Se você sair da Livraria Bertrand, na valorizada rua Garret, bairro Baixo Chiado, centro de Lisboa, onde um apartamento modesto custa a bagatela de 3 milhões e 400 mil euros, virar duas ruas à esquerda, descer uns 60 metros, você encontrará um restaurante italiano que serve uma pizza margherita excepcional. Terminada a refeição, você vai até a cozinha e cumprimenta o chef: "Parabéns, sua pizza estava ótima".
"De qual cidade?", ele pergunta. Você responde: "São Paulo" e ele sorri e completa: "Vocês, paulistas, sabem reconhecer uma pizza de qualidade".
"E você, chef, de qual cidade?"
"Vitória, Espírito Santo".
Esse diálogo irá se repetir vezes sem conta, em tudo quanto é estabelecimento comercial: "Maringá", "Recife", "São Paulo", "Santos", "Brasília", "Porto Alegre", "Rio", "Goiânia"...
Você descobre que a garotada, a nossa jovem mão de obra, arregaçou as mangas e está dando duro em Portugal. É bonito de se ver o brilho nos olhos, a vontade de vencer e é triste também. Como disse alguém o portão de embarque internacional virou o trampolim que lança nossos filhos para outros países.
Pode haver um país tão subestimado quanto Portugal, mas mais do que Portugal e os portugueses será difícil encontrar.

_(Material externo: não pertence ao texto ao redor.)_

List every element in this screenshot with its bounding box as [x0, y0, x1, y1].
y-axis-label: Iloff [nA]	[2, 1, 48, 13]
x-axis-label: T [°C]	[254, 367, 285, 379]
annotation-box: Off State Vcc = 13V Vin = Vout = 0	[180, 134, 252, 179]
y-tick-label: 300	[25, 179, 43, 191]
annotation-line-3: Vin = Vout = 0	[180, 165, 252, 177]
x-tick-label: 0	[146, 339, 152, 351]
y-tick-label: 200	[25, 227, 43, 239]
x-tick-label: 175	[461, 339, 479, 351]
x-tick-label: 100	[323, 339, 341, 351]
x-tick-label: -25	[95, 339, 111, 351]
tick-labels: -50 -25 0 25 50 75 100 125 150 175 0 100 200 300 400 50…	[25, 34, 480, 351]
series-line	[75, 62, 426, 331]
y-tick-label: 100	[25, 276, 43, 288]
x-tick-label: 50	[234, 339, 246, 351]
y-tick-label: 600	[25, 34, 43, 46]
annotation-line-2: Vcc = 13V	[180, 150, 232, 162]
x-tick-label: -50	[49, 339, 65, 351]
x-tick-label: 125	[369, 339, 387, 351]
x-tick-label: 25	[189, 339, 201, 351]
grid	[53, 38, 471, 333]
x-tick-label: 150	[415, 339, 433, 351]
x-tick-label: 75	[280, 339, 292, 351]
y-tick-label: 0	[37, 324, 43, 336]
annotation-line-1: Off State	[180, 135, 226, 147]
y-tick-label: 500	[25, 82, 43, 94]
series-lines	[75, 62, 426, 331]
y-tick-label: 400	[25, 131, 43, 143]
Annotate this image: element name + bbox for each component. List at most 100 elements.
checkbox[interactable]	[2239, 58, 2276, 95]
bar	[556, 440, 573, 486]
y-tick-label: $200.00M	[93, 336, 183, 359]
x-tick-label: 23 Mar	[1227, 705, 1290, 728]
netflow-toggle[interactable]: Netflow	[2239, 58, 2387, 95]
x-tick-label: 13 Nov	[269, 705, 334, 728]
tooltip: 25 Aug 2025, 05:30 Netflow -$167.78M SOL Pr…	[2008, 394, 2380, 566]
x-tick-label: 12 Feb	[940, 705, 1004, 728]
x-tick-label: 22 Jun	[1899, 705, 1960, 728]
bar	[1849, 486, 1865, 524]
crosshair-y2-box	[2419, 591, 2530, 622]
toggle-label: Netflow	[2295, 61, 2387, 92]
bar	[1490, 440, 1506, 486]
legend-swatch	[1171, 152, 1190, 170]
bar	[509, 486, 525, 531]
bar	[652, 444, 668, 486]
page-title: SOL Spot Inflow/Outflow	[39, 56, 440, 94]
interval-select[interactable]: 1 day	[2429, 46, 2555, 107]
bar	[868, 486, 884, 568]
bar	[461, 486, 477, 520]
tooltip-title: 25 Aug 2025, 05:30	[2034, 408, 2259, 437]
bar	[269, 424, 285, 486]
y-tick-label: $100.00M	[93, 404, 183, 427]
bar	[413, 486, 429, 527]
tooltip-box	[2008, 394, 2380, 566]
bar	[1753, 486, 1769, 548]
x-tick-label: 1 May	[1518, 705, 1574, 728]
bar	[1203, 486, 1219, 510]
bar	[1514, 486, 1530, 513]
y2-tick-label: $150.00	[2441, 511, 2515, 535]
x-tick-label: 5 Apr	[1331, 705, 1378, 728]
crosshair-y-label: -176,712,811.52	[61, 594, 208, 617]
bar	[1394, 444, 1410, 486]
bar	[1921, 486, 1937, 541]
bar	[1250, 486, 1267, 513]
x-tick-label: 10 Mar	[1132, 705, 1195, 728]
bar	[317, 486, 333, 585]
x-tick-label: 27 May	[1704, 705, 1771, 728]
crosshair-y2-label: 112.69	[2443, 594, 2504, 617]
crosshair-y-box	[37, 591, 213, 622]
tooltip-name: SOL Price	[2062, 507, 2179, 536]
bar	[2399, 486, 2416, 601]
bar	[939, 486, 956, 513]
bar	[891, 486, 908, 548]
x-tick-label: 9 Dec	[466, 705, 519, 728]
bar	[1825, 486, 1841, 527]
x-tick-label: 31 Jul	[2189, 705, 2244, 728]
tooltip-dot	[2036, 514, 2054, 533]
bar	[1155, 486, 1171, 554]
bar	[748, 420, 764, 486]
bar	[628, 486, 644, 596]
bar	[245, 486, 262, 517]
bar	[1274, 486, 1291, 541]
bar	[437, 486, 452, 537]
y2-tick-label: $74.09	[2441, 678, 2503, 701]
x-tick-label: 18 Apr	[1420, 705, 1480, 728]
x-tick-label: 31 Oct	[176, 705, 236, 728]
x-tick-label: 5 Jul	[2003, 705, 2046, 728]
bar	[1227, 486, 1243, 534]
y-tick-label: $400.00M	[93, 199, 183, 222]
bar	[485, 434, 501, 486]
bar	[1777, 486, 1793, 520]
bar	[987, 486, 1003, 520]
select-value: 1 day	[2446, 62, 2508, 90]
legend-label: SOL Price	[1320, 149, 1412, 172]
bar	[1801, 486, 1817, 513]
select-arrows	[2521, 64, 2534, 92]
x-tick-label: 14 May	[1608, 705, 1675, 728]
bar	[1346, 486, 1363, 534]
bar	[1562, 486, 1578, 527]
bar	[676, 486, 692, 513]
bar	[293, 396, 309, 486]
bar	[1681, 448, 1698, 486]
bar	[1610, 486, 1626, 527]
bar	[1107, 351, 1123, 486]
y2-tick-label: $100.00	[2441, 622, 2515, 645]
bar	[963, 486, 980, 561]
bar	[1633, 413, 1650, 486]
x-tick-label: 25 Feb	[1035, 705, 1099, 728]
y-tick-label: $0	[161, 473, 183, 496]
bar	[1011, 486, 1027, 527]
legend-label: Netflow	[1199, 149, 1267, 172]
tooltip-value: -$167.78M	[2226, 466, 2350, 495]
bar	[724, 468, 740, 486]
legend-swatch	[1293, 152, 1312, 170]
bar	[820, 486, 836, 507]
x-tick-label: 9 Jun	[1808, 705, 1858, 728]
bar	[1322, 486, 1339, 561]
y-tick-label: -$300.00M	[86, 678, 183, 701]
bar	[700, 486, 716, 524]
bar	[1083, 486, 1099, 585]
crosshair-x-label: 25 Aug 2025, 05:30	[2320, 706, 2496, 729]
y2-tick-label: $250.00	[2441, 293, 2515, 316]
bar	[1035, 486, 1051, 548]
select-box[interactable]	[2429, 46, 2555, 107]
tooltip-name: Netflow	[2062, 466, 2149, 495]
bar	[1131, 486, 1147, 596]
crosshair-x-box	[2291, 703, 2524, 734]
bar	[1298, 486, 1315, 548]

As ruas são limpas. Alvo de piadas eternas, Portugal, como disse uma moradora local, "é o jardim da Europa".
Os ônibus chegam no horário previsto, com pontualidade inglesa (pelo menos da Inglaterra de antigamente). As estradas, amplas, bem sinalizadas e sem um mísero buraco. Tapetes de asfalto que cortam o país de cima a baixo.
Estava hospedado em um bairro próximo de uma praia. A 400 metros de casa, havia um ônibus que levava os veranistas para a orla. Transporte público de qualidade. E grátis! Com direito a ar condicionado e música ambiente. Quem pega o ônibus intermunicipal, com destino a Lisboa, descobre que os assentos tem cinto de segurança. O ar condicionado funciona em volume máximo e o coletivo sai, pontualmente, às 10h20. Se você chegar às 10h21, perdeu, playboy.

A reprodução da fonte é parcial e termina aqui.